Accordingly, if appellant did not violate R.C. 4511.39, the arresting officers had no right to stop his vehicle and the accompanying charges of possessing an open container and operating a motor vehicle while under the influence of alcohol must fail. State v. Klein (1991), 73 Ohio App.3d 486, 597 N.E.2d 1141.
It is therefore necessary to analyze R.C. 4511.39 to determine if appellant violated the statute in failing to signal by his obvious intention to move from the exit ramp into the drive lane of I-71. In such analysis, we must keep in mind that the arresting officer testified that appellant's failure to use a turn signal did not "inconvenience any other vehicles or interfere with any other vehicles in their lane of travel," simply because there were no other vehicles on the road. Significantly, there are no reported cases interpreting R.C. 4511.39 where there were not other vehicles on the road resulting in an accident.

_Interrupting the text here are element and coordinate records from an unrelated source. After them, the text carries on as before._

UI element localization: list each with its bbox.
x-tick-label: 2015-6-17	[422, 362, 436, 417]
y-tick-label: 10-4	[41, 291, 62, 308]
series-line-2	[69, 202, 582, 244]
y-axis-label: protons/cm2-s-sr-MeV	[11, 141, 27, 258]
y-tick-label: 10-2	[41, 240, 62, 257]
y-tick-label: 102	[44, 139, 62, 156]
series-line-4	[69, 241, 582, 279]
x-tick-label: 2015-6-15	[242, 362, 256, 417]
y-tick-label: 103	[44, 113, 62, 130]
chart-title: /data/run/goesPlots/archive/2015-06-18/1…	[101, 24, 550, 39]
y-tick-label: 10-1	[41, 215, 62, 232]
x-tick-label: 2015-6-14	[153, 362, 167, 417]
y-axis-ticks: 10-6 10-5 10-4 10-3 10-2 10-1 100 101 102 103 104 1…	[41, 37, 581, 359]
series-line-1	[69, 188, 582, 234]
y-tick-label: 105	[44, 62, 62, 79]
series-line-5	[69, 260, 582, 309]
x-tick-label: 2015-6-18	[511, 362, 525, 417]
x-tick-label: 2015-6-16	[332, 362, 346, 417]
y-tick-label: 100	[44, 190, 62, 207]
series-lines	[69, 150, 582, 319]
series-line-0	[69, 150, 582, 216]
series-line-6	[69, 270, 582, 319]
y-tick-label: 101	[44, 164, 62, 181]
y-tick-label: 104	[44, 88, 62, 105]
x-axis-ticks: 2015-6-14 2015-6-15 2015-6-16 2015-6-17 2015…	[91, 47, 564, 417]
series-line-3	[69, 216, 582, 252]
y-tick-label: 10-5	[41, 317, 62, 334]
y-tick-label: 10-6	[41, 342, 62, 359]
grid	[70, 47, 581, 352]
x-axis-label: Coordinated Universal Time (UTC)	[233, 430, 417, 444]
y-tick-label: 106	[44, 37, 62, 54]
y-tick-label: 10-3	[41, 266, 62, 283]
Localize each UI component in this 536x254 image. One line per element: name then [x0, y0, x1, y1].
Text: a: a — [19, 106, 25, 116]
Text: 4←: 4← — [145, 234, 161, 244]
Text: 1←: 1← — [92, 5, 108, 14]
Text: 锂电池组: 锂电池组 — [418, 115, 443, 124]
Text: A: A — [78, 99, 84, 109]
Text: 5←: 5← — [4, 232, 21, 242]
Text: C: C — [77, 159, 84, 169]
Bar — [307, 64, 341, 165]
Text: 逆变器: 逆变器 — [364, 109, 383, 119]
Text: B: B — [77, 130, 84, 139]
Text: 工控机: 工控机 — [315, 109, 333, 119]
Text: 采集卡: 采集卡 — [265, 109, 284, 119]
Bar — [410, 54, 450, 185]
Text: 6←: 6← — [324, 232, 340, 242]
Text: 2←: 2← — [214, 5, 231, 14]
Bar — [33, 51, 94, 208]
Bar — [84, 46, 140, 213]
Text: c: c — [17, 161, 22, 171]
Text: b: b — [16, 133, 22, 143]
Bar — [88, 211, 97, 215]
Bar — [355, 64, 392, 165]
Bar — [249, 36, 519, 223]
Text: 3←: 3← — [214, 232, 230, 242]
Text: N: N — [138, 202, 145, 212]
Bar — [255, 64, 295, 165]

Appellant obviously exercised due care to ascertain that the movement could be made with reasonable safety, inasmuch as there was no other vehicle in sight, and accordingly appellant complied with the first "duty" set forth in the first paragraph of R.C. 4511.39.
The majority erroneously concludes that the remainder of the first paragraph, i.e., "nor without giving an appropriate signal in the manner hereinafter provided," creates a second duty requiring the operator to always give some kind of signal.

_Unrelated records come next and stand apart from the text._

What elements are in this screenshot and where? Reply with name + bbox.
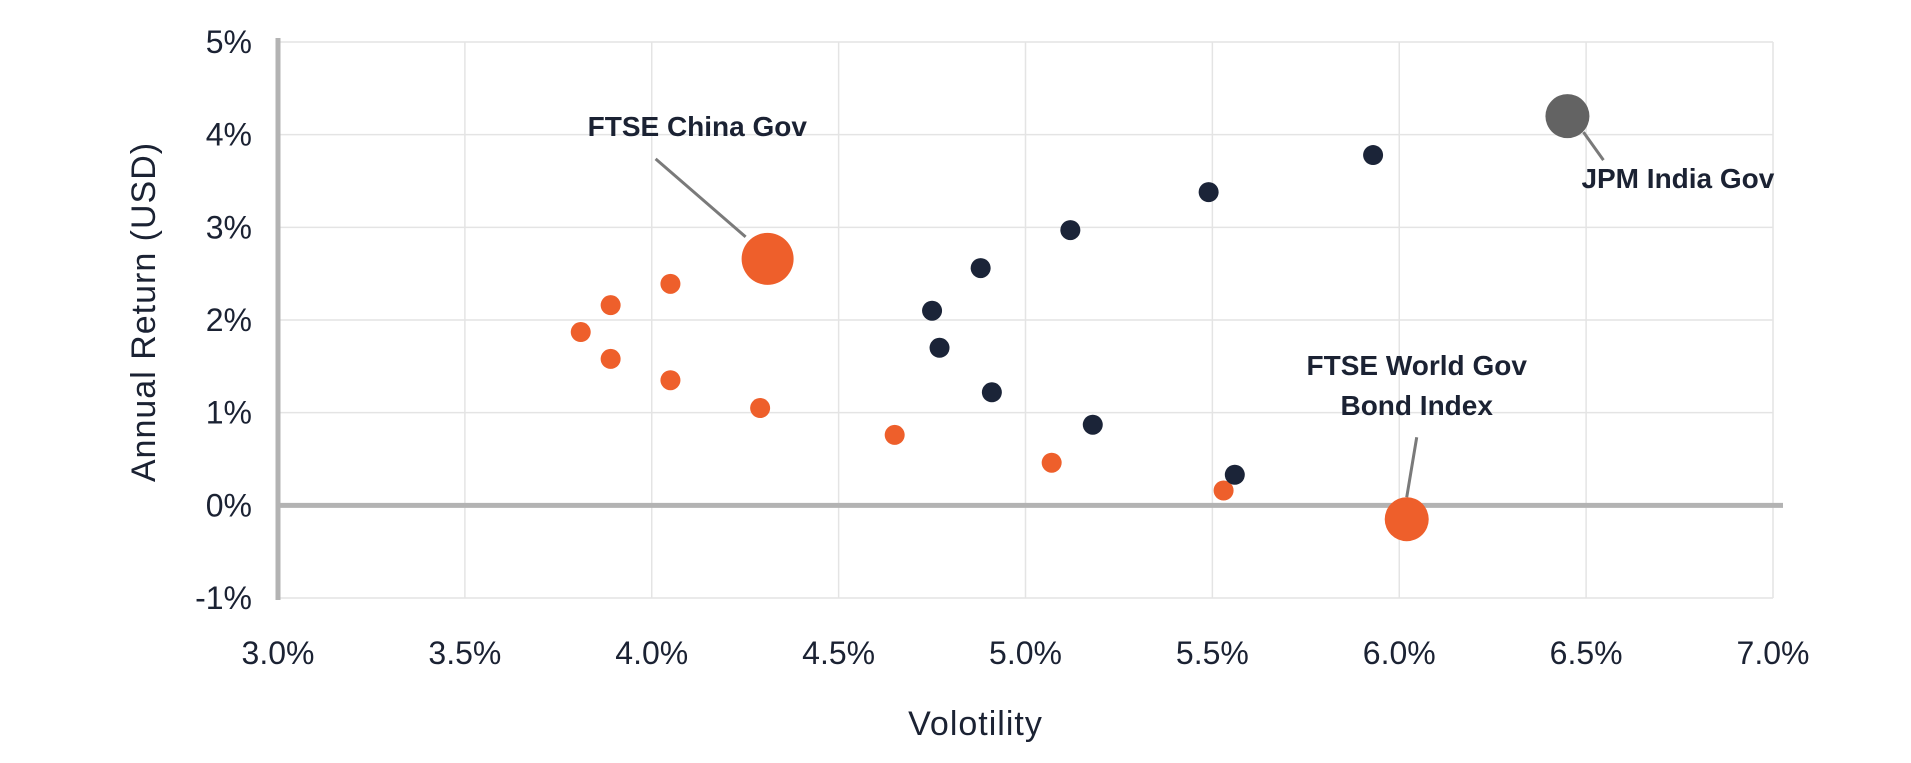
data-point-navy (970, 258, 991, 279)
x-tick-label: 6.0% (1363, 635, 1436, 671)
x-tick-label: 5.5% (1176, 635, 1249, 671)
data-point-navy (929, 337, 950, 358)
data-point-orange (660, 370, 681, 391)
annotation-leader (1405, 436, 1419, 498)
y-tick-label: 4% (206, 117, 252, 153)
data-point-navy (1198, 182, 1219, 203)
x-tick-label: 5.0% (989, 635, 1062, 671)
y-tick-label: 5% (206, 24, 252, 60)
x-tick-label: 3.0% (242, 635, 315, 671)
data-point-orange (600, 348, 621, 369)
grid (278, 41, 1774, 599)
data-point-orange (1041, 452, 1062, 473)
x-tick-label: 3.5% (428, 635, 501, 671)
data-point-navy (922, 300, 943, 321)
annotation-leader (1582, 131, 1605, 162)
data-point-orange (750, 398, 771, 419)
y-tick-label: 2% (206, 302, 252, 338)
tick-labels: 3.0% 3.5% 4.0% 4.5% 5.0% 5.5% 6.0% 6.5% 7.0% -1% 0… (195, 24, 1809, 671)
highlight-point (741, 232, 794, 285)
annotation-label: FTSE World Gov (1307, 350, 1528, 381)
annotation-label: JPM India Gov (1581, 163, 1774, 194)
y-tick-label: 3% (206, 209, 252, 245)
y-axis-title: Annual Return (USD) (125, 142, 163, 482)
data-point-navy (981, 382, 1002, 403)
y-tick-label: 1% (206, 395, 252, 431)
axes (275, 38, 1783, 600)
data-point-navy (1060, 220, 1081, 241)
data-point-orange (660, 273, 681, 294)
data-point-orange (884, 424, 905, 445)
highlight-point (1545, 94, 1590, 139)
data-points (570, 94, 1590, 542)
x-tick-label: 6.5% (1550, 635, 1623, 671)
annotations: FTSE China Gov FTSE World Gov Bond Index JP… (588, 111, 1775, 421)
x-tick-label: 4.5% (802, 635, 875, 671)
annotation-label: FTSE China Gov (588, 111, 808, 142)
y-tick-label: 0% (206, 487, 252, 523)
data-point-orange (600, 295, 621, 316)
data-point-orange (570, 322, 591, 343)
annotation-leader (654, 157, 747, 238)
highlight-point (1384, 497, 1429, 542)
x-tick-label: 4.0% (615, 635, 688, 671)
x-axis-title: Volotility (908, 705, 1043, 743)
x-tick-label: 7.0% (1737, 635, 1810, 671)
data-point-navy (1224, 464, 1245, 485)
y-tick-label: -1% (195, 580, 252, 616)
data-point-orange (1213, 480, 1234, 501)
annotation-label: Bond Index (1340, 390, 1493, 421)
annotation-leaders (654, 131, 1605, 498)
data-point-navy (1082, 414, 1103, 435)
data-point-navy (1363, 145, 1384, 166)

A careful analysis of the second paragraph of R.C. 4511.39 reveals that the term "when required" at the beginning of the second paragraph has no meaning and is mere surplusage if the majority is correct in its belief that either a hand signal or a turn signal is always required. A fundamental rule of statutory construction dictates a finding that language contained in any statute must be construed so as to give such language its ordinary and intended meaning, absent a contrary intention expressed by the legislature. Accordingly, the legislature's use of the term "when required" implies without caveat that there are circumstances when neither a hand signal nor a turn signal is required.
If, for example, the "turn" or the movement right or left can be made with reasonable safety, as in the case sub judice, because there are no other vehicles on the road, a driver may certainly swerve to avoid an object lying in the roadway without signaling. A driver may change lanes when properly directed to do so by a flag man or police officer, and in fact a turn signal would even be confusing unless the driver intended to exit the roadway.

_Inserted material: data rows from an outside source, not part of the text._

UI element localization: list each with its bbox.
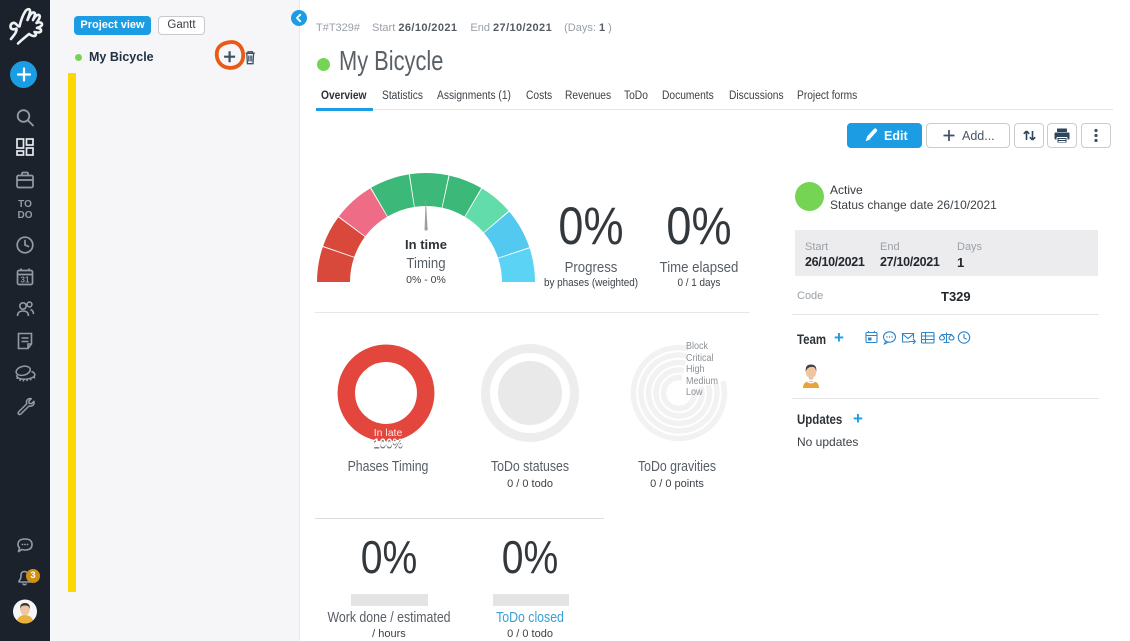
svg-text:Edit: Edit xyxy=(884,129,908,143)
svg-text:31: 31 xyxy=(21,276,30,285)
svg-text:Add...: Add... xyxy=(962,129,995,143)
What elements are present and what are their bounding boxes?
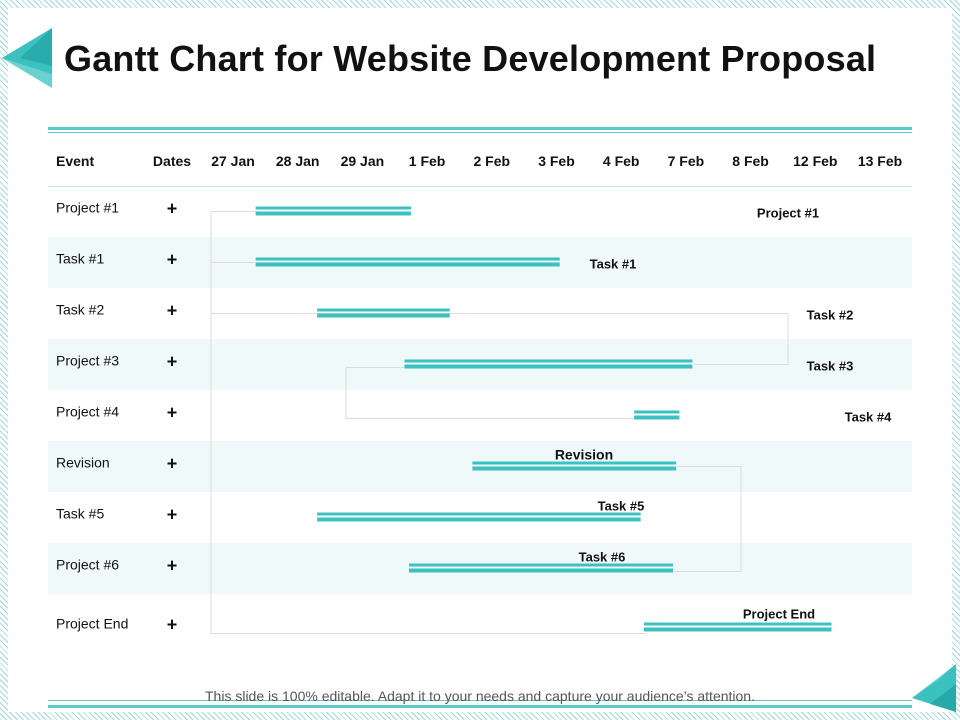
dates-plus-icon: + <box>167 250 178 270</box>
dates-plus-icon: + <box>167 615 178 635</box>
event-label: Project End <box>56 616 128 632</box>
gantt-bar-top <box>255 257 560 261</box>
gantt-bar-top <box>317 308 450 312</box>
gantt-bar <box>408 568 673 573</box>
date-tick-label: 3 Feb <box>538 153 575 169</box>
bottom-right-triangle-decoration <box>912 664 956 712</box>
header-rule <box>48 186 912 187</box>
dates-plus-icon: + <box>167 505 178 525</box>
bar-label: Task #6 <box>579 550 626 565</box>
gantt-bar <box>317 313 450 318</box>
date-tick-label: 7 Feb <box>668 153 705 169</box>
gantt-bar <box>255 262 560 267</box>
footer-note: This slide is 100% editable. Adapt it to… <box>205 688 755 704</box>
connector-revision-task6 <box>674 466 742 572</box>
event-label: Task #5 <box>56 506 104 522</box>
gantt-bar-top <box>472 461 677 465</box>
bar-label: Task #2 <box>807 308 854 323</box>
dates-plus-icon: + <box>167 556 178 576</box>
gantt-bar <box>404 364 693 369</box>
gantt-bar <box>472 466 677 471</box>
date-tick-label: 13 Feb <box>858 153 902 169</box>
bottom-rule <box>48 705 912 708</box>
connector-left <box>210 211 647 634</box>
gantt-bar <box>317 517 641 522</box>
dates-plus-icon: + <box>167 403 178 423</box>
event-label: Project #1 <box>56 200 119 216</box>
gantt-bar <box>634 415 680 420</box>
event-label: Project #3 <box>56 353 119 369</box>
dates-plus-icon: + <box>167 454 178 474</box>
bar-label: Task #4 <box>845 410 893 425</box>
gantt-bar-top <box>643 622 832 626</box>
date-tick-label: 4 Feb <box>603 153 640 169</box>
gantt-bar <box>255 211 411 216</box>
connector-project3-project4 <box>345 367 635 419</box>
gantt-bar-top <box>317 512 641 516</box>
bar-label: Revision <box>555 447 613 463</box>
bottom-rule-thin <box>48 700 912 701</box>
event-label: Project #4 <box>56 404 119 420</box>
top-left-triangle-decoration <box>2 28 52 88</box>
bar-label: Task #3 <box>807 359 854 374</box>
dates-column-header: Dates <box>153 153 191 169</box>
gantt-bar-top <box>634 410 680 414</box>
date-tick-label: 8 Feb <box>732 153 769 169</box>
dates-plus-icon: + <box>167 199 178 219</box>
top-rule <box>48 127 912 130</box>
date-tick-label: 27 Jan <box>211 153 255 169</box>
event-label: Project #6 <box>56 557 119 573</box>
date-tick-label: 29 Jan <box>341 153 385 169</box>
gantt-bar-top <box>404 359 693 363</box>
date-tick-label: 28 Jan <box>276 153 320 169</box>
bar-label: Project #1 <box>757 206 819 221</box>
date-tick-label: 2 Feb <box>474 153 511 169</box>
gantt-bar-top <box>255 206 411 210</box>
connector-task2-task3 <box>211 313 789 365</box>
date-tick-label: 1 Feb <box>409 153 446 169</box>
top-rule-thin <box>48 132 912 133</box>
gantt-bar-top <box>408 563 673 567</box>
gantt-bar <box>643 627 832 632</box>
event-label: Task #1 <box>56 251 104 267</box>
dates-plus-icon: + <box>167 301 178 321</box>
bar-label: Task #1 <box>590 257 637 272</box>
bar-label: Project End <box>743 607 815 622</box>
event-label: Task #2 <box>56 302 104 318</box>
event-column-header: Event <box>56 153 94 169</box>
bar-label: Task #5 <box>598 499 645 514</box>
page-title: Gantt Chart for Website Development Prop… <box>64 38 877 79</box>
event-label: Revision <box>56 455 110 471</box>
date-tick-label: 12 Feb <box>793 153 837 169</box>
dates-plus-icon: + <box>167 352 178 372</box>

It would seem that it is now the law in the eight counties of the Twelfth Appellate District that a driver must activate his turn signal if he is driving on a country road at 4:00 a.m. without another vehicle within miles if he turns his car so as to avoid a boulder in his path.
I dissent because appellant did not violate any traffic laws and I suggest that the investigative stop of his vehicle was based on a hunch rather than specific and articulable facts warranting a belief that criminal behavior had occurred. Even if the stop was proper, there was no test performed on appellant despite his request for such and, as the trial judge observed, "* * * there's * * * not much more than a cintella [ sic] about how the alcohol effected [ sic] his physical reactions." The evidence supporting the DUI conviction was tenuous, at best.
I would reverse all three convictions.